Your natural sleep-wake cycle or circadian rhythm is a finely tuned mechanism.
It has evolved over millions of years and controls many important processes in your body. It helps you anticipate regular environmental patterns such as day and night and how to best prepare for them.
This 'body clock' is constantly adjusting itself to align internal workings with the external environment based on cues such as light and temperature.
Since the early 20th century, scientists have known that light plays a major role in your circadian rhythm.

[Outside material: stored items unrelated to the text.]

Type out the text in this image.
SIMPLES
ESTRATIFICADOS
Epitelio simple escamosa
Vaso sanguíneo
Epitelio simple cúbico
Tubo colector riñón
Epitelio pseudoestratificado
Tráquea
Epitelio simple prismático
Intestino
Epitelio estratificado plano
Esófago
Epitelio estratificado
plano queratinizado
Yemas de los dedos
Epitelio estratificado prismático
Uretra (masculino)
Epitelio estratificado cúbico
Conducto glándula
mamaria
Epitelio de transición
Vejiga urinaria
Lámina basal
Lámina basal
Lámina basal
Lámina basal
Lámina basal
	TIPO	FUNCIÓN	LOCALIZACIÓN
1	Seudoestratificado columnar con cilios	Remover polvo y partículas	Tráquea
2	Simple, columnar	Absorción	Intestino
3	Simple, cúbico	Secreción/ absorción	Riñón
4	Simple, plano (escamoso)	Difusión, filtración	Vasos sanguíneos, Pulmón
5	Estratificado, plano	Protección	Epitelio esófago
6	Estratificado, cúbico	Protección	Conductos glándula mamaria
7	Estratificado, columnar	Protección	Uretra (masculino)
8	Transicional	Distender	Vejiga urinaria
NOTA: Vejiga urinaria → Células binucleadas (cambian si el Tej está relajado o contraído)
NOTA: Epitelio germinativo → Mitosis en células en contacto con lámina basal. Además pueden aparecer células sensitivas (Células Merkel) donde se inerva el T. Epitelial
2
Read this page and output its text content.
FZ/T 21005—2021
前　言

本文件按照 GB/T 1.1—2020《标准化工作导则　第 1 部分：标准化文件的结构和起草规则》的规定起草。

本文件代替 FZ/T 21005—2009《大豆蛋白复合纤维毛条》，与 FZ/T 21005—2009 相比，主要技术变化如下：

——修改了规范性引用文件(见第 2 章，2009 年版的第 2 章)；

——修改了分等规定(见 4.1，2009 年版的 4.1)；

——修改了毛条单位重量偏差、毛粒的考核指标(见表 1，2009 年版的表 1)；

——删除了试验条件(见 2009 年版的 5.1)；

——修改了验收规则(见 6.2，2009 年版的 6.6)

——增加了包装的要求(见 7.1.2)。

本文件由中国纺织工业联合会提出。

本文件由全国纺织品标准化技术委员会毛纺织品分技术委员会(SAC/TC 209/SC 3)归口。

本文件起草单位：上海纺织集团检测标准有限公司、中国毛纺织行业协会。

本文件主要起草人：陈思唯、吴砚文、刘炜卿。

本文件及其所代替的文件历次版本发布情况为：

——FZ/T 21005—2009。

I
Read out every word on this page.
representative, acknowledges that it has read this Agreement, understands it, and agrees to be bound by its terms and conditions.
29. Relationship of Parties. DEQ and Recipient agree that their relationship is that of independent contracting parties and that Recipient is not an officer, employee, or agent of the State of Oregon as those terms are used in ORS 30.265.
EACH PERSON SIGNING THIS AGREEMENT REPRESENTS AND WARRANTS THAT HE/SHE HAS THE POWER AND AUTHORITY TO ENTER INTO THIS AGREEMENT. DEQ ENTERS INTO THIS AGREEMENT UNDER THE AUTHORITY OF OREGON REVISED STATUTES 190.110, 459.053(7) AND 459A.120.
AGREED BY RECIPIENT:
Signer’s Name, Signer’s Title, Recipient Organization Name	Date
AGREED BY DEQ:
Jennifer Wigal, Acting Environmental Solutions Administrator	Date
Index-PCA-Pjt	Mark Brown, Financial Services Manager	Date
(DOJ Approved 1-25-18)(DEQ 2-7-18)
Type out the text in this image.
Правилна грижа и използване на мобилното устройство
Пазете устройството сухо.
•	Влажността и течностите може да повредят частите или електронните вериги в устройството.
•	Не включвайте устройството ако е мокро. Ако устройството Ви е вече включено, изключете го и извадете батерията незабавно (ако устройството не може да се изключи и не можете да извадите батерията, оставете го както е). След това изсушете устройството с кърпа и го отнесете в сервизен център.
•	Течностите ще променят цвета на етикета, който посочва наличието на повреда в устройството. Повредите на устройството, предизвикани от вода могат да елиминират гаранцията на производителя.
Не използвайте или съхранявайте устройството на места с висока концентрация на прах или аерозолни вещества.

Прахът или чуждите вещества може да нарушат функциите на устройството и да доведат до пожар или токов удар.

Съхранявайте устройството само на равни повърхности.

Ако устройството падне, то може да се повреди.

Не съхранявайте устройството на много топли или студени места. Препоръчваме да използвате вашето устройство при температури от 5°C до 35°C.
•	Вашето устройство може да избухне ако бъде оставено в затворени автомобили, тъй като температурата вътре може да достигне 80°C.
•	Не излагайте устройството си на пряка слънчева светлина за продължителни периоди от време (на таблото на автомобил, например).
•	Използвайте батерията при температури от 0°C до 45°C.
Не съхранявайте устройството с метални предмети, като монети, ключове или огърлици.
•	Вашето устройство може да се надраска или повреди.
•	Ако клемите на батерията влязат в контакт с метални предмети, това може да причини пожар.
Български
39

Before the industrial revolution, the primary source of light was the sun.
However, in the past 100 years with the proliferation of artificial lighting and light emitting devices, it is arguable that the sun no longer our primary light source. We now have bright LED lights, phones, laptops and tablets that emit light at all hours of the day.
Increasingly, scientists think this is a problem. Because our eyes do not differentiate between artificial and sun light, exposure to electronic light at night results in a similar circadian response as exposure to sun light.
Study after study, such as this article in the Harvard Medical Journal, shows that exposure to electronic light late at night has adverse impacts on your sleep.
However, not all frequencies of light affect your body in the same way. Light in the blue portion of the visual spectrum results in the most circadian disruption. From the study:
Harvard researchers and their colleagues conducted an experiment comparing the effects of 6.5 hours of exposure to blue light to exposure to green light of comparable brightness. The blue light suppressed melatonin for about twice as long as the green light and shifted circadian rhythms by twice as much (3 hours vs. 1.5 hours).
Suppression of melatonin at night is a problem. Melatonin is known as the 'sleep hormone' and is released in the evening in the absence of light, as you prepare for sleep.
A delay in the release of melatonin means it could shift your circadian phase later into the night i.e. you fall asleep later and wake up later. This could be a problem if you need to wake up at a set time for school or work.
There is now a novel way to help mitigate the impact of exposure to blue light : Blue Block Glasses. The same Harvard study recommends "if you work a night shift or use a lot of electronic devices at night, consider wearing blue light blocking glasses".
Although the research is still emerging, we believe Blue Block Glasses hold immense potential as a general promoter of better sleep hygiene as they filter the harsh blue light emitted by electronic devices in the evening.